How to capture data documentation
- Embedding documentation within data or documents:
- statistical e.g. SPSS
variable descriptions and attributes (codes, data type, missing values) of each variable in the data file can be documented in 'Variable View' or via syntax, whereby embedded data documentation is then contained in the SPSS command file
- databases e.g. Microsoft Access
variable descriptions and attributes can be documented in 'Design View' and relationships between tables and files can be created
- GIS e.g ArcGIS
shapefiles (layers) and tables can be organised in a geo-database with rich metadata created in ArcCatalog
- spreadsheets e.g. Microsoft Excel
an additional worksheet within the data file can contain data-related documentation
- text files e.g. Microsoft Word
add documentation to header or footer
- Supporting documentation accompanying data - in separate ‘read me’ files, final reports for funders before depositing data, supplementary materials underpinning published articles
- Catalogue metadata – a subset of core data documentation providing standardised structured information, usually associated with the data required when depositing in a repository.

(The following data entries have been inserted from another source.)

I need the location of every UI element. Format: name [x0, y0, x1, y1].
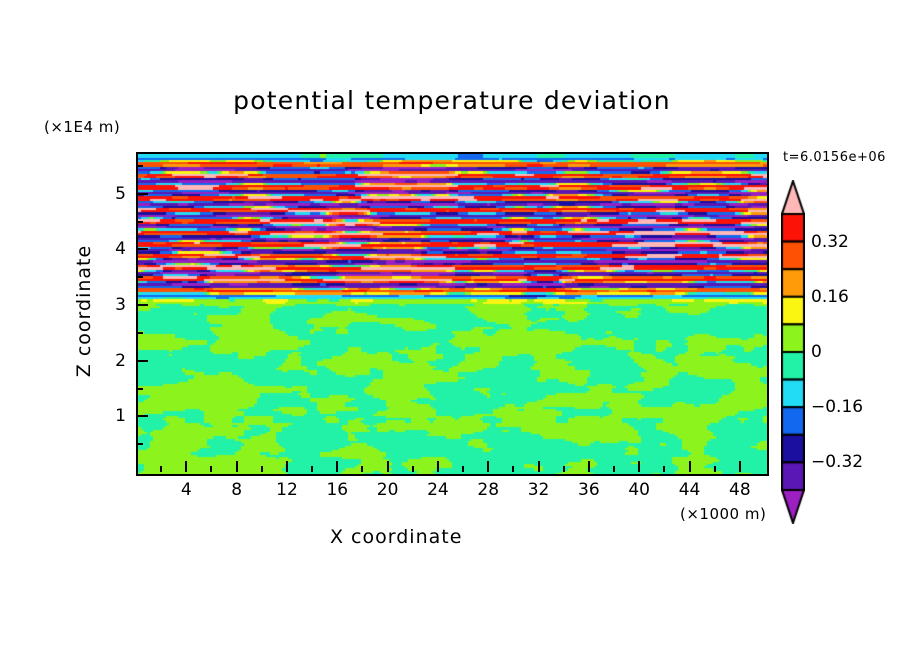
x-tick-major	[286, 461, 288, 472]
x-tick-minor	[361, 466, 363, 472]
x-tick-label: 40	[628, 480, 650, 500]
colorbar-gradient	[781, 180, 805, 524]
x-tick-minor	[210, 466, 212, 472]
colorbar-tick-label: 0.16	[811, 287, 849, 307]
colorbar-tick-label: −0.32	[811, 452, 863, 472]
page-title: potential temperature deviation	[0, 86, 904, 115]
x-tick-minor	[311, 466, 313, 472]
y-tick-major	[137, 304, 148, 306]
y-tick-label: 4	[94, 239, 126, 259]
contour-field	[138, 154, 767, 474]
x-tick-major	[739, 461, 741, 472]
x-tick-label: 8	[231, 480, 242, 500]
x-tick-minor	[663, 466, 665, 472]
y-axis-unit-label: (×1E4 m)	[44, 118, 120, 136]
y-tick-minor	[137, 443, 143, 445]
y-tick-label: 2	[94, 351, 126, 371]
y-tick-minor	[137, 388, 143, 390]
x-tick-major	[336, 461, 338, 472]
y-tick-minor	[137, 332, 143, 334]
y-tick-major	[137, 248, 148, 250]
y-tick-label: 1	[94, 406, 126, 426]
x-tick-label: 16	[326, 480, 348, 500]
y-tick-minor	[137, 276, 143, 278]
y-tick-minor	[137, 165, 143, 167]
plot-area	[136, 152, 769, 476]
x-tick-minor	[613, 466, 615, 472]
time-annotation: t=6.0156e+06	[783, 150, 886, 165]
x-tick-label: 12	[276, 480, 298, 500]
x-tick-minor	[714, 466, 716, 472]
x-axis-unit-label: (×1000 m)	[680, 505, 766, 523]
x-tick-major	[236, 461, 238, 472]
x-tick-major	[638, 461, 640, 472]
y-tick-minor	[137, 221, 143, 223]
colorbar-tick-label: −0.16	[811, 397, 863, 417]
x-tick-major	[487, 461, 489, 472]
x-tick-label: 32	[528, 480, 550, 500]
y-tick-label: 5	[94, 184, 126, 204]
y-tick-major	[137, 360, 148, 362]
x-tick-minor	[563, 466, 565, 472]
x-tick-major	[689, 461, 691, 472]
x-tick-major	[538, 461, 540, 472]
x-tick-label: 36	[578, 480, 600, 500]
x-tick-major	[437, 461, 439, 472]
x-tick-minor	[462, 466, 464, 472]
x-tick-label: 24	[427, 480, 449, 500]
x-tick-label: 4	[181, 480, 192, 500]
y-tick-label: 3	[94, 295, 126, 315]
x-axis-label: X coordinate	[330, 526, 462, 548]
x-tick-major	[588, 461, 590, 472]
y-tick-major	[137, 193, 148, 195]
figure-canvas: potential temperature deviation (×1E4 m)…	[0, 0, 904, 654]
y-axis-label: Z coordinate	[73, 221, 95, 401]
x-tick-label: 20	[377, 480, 399, 500]
x-tick-label: 28	[477, 480, 499, 500]
x-tick-minor	[261, 466, 263, 472]
x-tick-label: 48	[729, 480, 751, 500]
x-tick-major	[387, 461, 389, 472]
x-tick-major	[185, 461, 187, 472]
x-tick-label: 44	[679, 480, 701, 500]
colorbar[interactable]: 0.320.160−0.16−0.32	[781, 180, 805, 524]
x-tick-minor	[512, 466, 514, 472]
x-tick-minor	[412, 466, 414, 472]
colorbar-tick-label: 0	[811, 342, 822, 362]
y-tick-major	[137, 415, 148, 417]
x-tick-minor	[160, 466, 162, 472]
colorbar-tick-label: 0.32	[811, 232, 849, 252]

Metadata are typically used for discovery, providing searchable information that helps users to find existing data, as a bibliographic record for citation, or for online data browsing.
Detailed guidance is available from the UK Data Service for both tabular data and qualitative data, and guidelines are available about documenting qualitative data using NVivo 9.

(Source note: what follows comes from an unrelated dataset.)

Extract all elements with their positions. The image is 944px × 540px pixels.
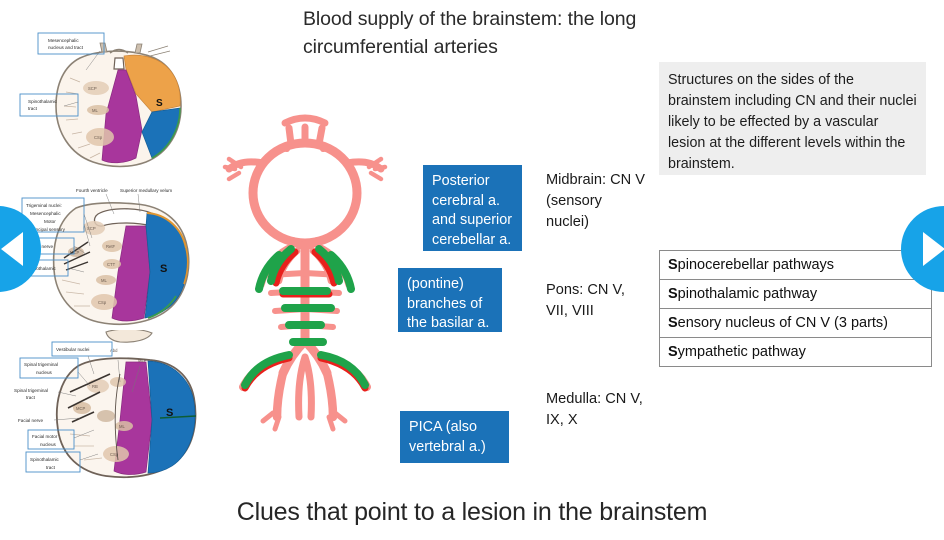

Tip: for lab-based research, documentation is often recorded in a lab notebook, so make sure this is kept safe. Record the lab notebook page number with the data files, and if possible, scan the page(s) and keep them with the data.
Further advice on documentation for describing images is available from JISC Digital Media
Not all research data is digital and hand drawn sketches and hand-written laboratory notebooks, journals and other materials are at particular risk of loss. Digitisation can help organise and protect non-digital data:
- Anything stored on paper can be scanned fairly easily: find out how to scan directly to your University storage using any of the managed printers on campus
- Take a digital photo, but check the quality of the image to make sure you can use it if you lose the original
- Audio recordings can be turned into digital sound files, or transcribed if only the words are needed. This can be done individually or by employing a professional transcription service
If the data or artefact absolutely cannot be digitised, consider other options for protection, such as a fireproof safe.
Best practice and standards for digitising analogue media is available from JISC Digital Media.